Some joked that Johnny Rotten sang as if someone was standing on his foot, but, actually, Lydon originated a singular protest voice that was shrill, temperamental yet inspiring. (Legend has it that either Miles Davis or Ornette Coleman said Lydon “sang like I play trumpet.”) At age 67, Lydon’s vocals retain punk rawness but can also veer into quieter, purposeful modes to suit his lyrical brilliance. On the title track, “End of World,” his lines “Down over the edge / Where the clifftop is bleak” describe our existential predicament. Perched between mockery and doom, he urges contemplation — not just political reaction, but moral response.

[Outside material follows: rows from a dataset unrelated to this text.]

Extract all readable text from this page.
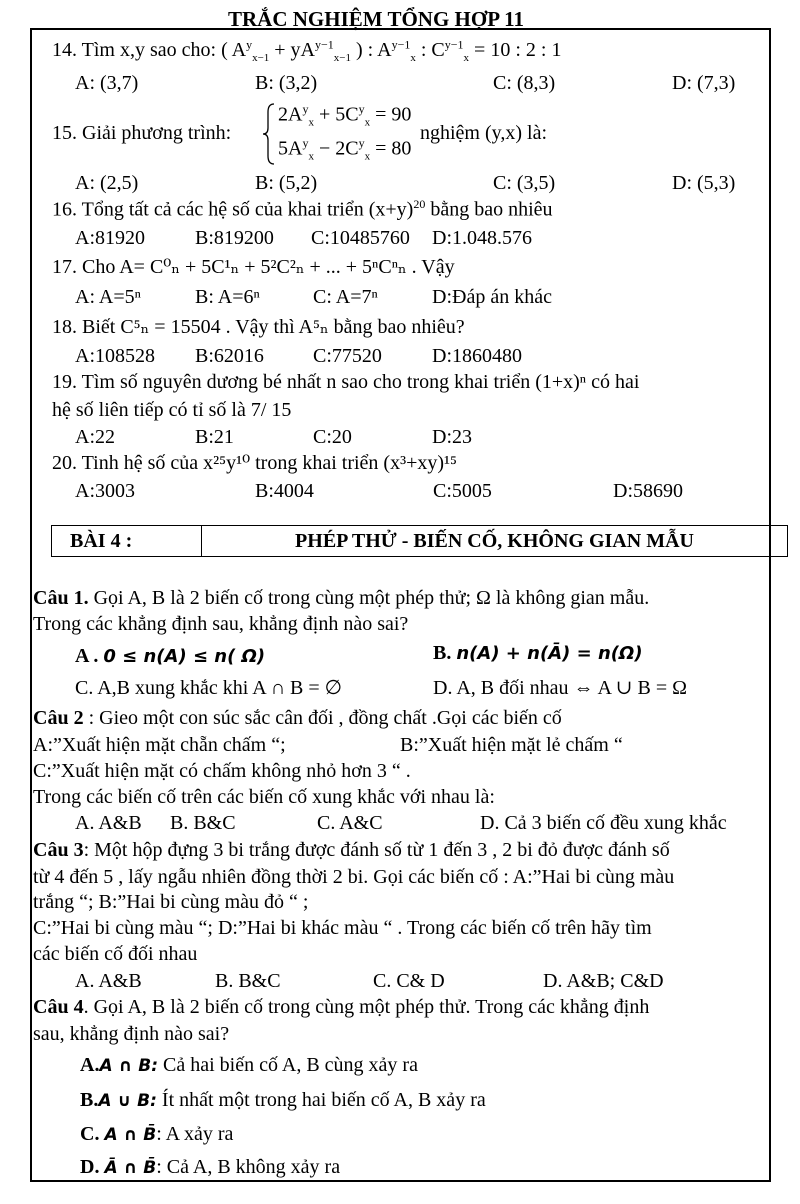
TRẮC NGHIỆM TỔNG HỢP 11
14. Tìm x,y sao cho: ( $A^y_{x-1} + yA^{y-1}_{x-1}$ ) : $A^{y-1}_x$ : $C^{y-1}_x = 10$ : 2 : 1
A: (3,7)	B: (3,2)	C: (8,3)	D: (7,3)
15. Giải phương trình:
$2A^y_x + 5C^y_x = 90$
$5A^y_x - 2C^y_x = 80$
nghiệm (y,x) là:
A: (2,5)	B: (5,2)	C: (3,5)	D: (5,3)
16. Tổng tất cả các hệ số của khai triển $(x+y)^{20}$ bằng bao nhiêu
A:81920	B:819200 C:10485760 D:1.048.576
17. Cho A= C⁰ₙ + 5C¹ₙ + 5²C²ₙ + ... + 5ⁿCⁿₙ . Vậy
A: A=5ⁿ	B: A=6ⁿ	C: A=7ⁿ	D:Đáp án khác
18. Biết C⁵ₙ = 15504 . Vậy thì A⁵ₙ bằng bao nhiêu?
A:108528 B:62016 C:77520	D:1860480
19. Tìm số nguyên dương bé nhất n sao cho trong khai triển (1+x)ⁿ có hai
hệ số liên tiếp có tỉ số là 7/ 15
A:22	B:21	C:20	D:23
20. Tinh hệ số của x²⁵y¹⁰ trong khai triển (x³+xy)¹⁵
A:3003	B:4004	C:5005	D:58690
BÀI 4 :	PHÉP THỬ - BIẾN CỐ, KHÔNG GIAN MẪU
Câu 1. Gọi A, B là 2 biến cố trong cùng một phép thử; Ω là không gian mẫu.
Trong các khẳng định sau, khẳng định nào sai?
A . 0 ≤ n(A) ≤ n( Ω)	B. n(A) + n(Ā) = n(Ω)
C. A,B xung khắc khi A ∩ B = ∅	D. A, B đối nhau ⇔ A ∪ B = Ω
Câu 2 : Gieo một con súc sắc cân đối , đồng chất .Gọi các biến cố
A:”Xuất hiện mặt chẵn chấm “;	B:”Xuất hiện mặt lẻ chấm “
C:”Xuất hiện mặt có chấm không nhỏ hơn 3 “ .
Trong các biến cố trên các biến cố xung khắc với nhau là:
A. A&B B. B&C	C. A&C	D. Cả 3 biến cố đều xung khắc
Câu 3: Một hộp đựng 3 bi trắng được đánh số từ 1 đến 3 , 2 bi đỏ được đánh số
từ 4 đến 5 , lấy ngẫu nhiên đồng thời 2 bi. Gọi các biến cố : A:”Hai bi cùng màu
trắng “; B:”Hai bi cùng màu đỏ “ ;
C:”Hai bi cùng màu “; D:”Hai bi khác màu “ . Trong các biến cố trên hãy tìm
các biến cố đối nhau
A. A&B	B. B&C	C. C& D	D. A&B; C&D
Câu 4. Gọi A, B là 2 biến cố trong cùng một phép thử. Trong các khẳng định
sau, khẳng định nào sai?
A.A ∩ B: Cả hai biến cố A, B cùng xảy ra
B.A ∪ B: Ít nhất một trong hai biến cố A, B xảy ra
C. A ∩ B̄: A xảy ra
D. Ā ∩ B̄: Cả A, B không xảy ra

Public Image Ltd’s core musicians (Lu Edmonds’s soaring, searing, siren guitar; Scott Firth and Bruce Smith) swing between head-banging and brain-stirring vividness. It’s a breathtaking approach to combat rhetorical snark and dishonesty, as on “Being Stupid Again,” a marvelous riposte to the tradition of indoctrinated lemmings: “You’re being stupid again / Well done / It’s the students again / So sloganed again.” It’s ingeniously paced to the subtle reverb of Donna Summer and Giorgio Moroder’s imperishable “Sunset People.”

When Lydon ventures into the purely rhetorical, his English pith is matchless. “Walls” reverses the utterly banal topicality of Barbra Streisand’s anti-Trump tune “Walls” and corrects it: “Defund your grief / Defend your police/ Acknowledge these walls” (emphasis mine).

Surveying the current rule of fools, Lydon addresses the spiritual crisis (“Strange,”) trans wars (“Pretty Awful” features the Morrisseyean line “And your pants, well, they’re pants”) and the bottomless pit of wokeness (“Down on the Clowns”). Finally fed up, he unleashes “LFCF” to corral our acronymized institutions and their lackeys. The snappy “Liars / Fakes / Cheats / and Frauds” recalls the terrific percussive chorus on PiL’s “Seattle.” “Hawaii,” the closing track, is a love song that serves as both private eulogy (for Lydon’s wife) and an elegy for the old-world civilization that’s been lost.

End of World adds to the rare, brave declarations by pop artists such as Van Morrison and Morrissey who fearlessly challenge pop-culture conformity. As ever, Lydon knows what’s at stake. He chants, “I love it when you slate me / But you cannot fake me.” Even on “North West Passage,” a hilarious tale of Jack London intrepidness (“Mush, mush”), Lydon is always on point, the master of invective and magnification that we need.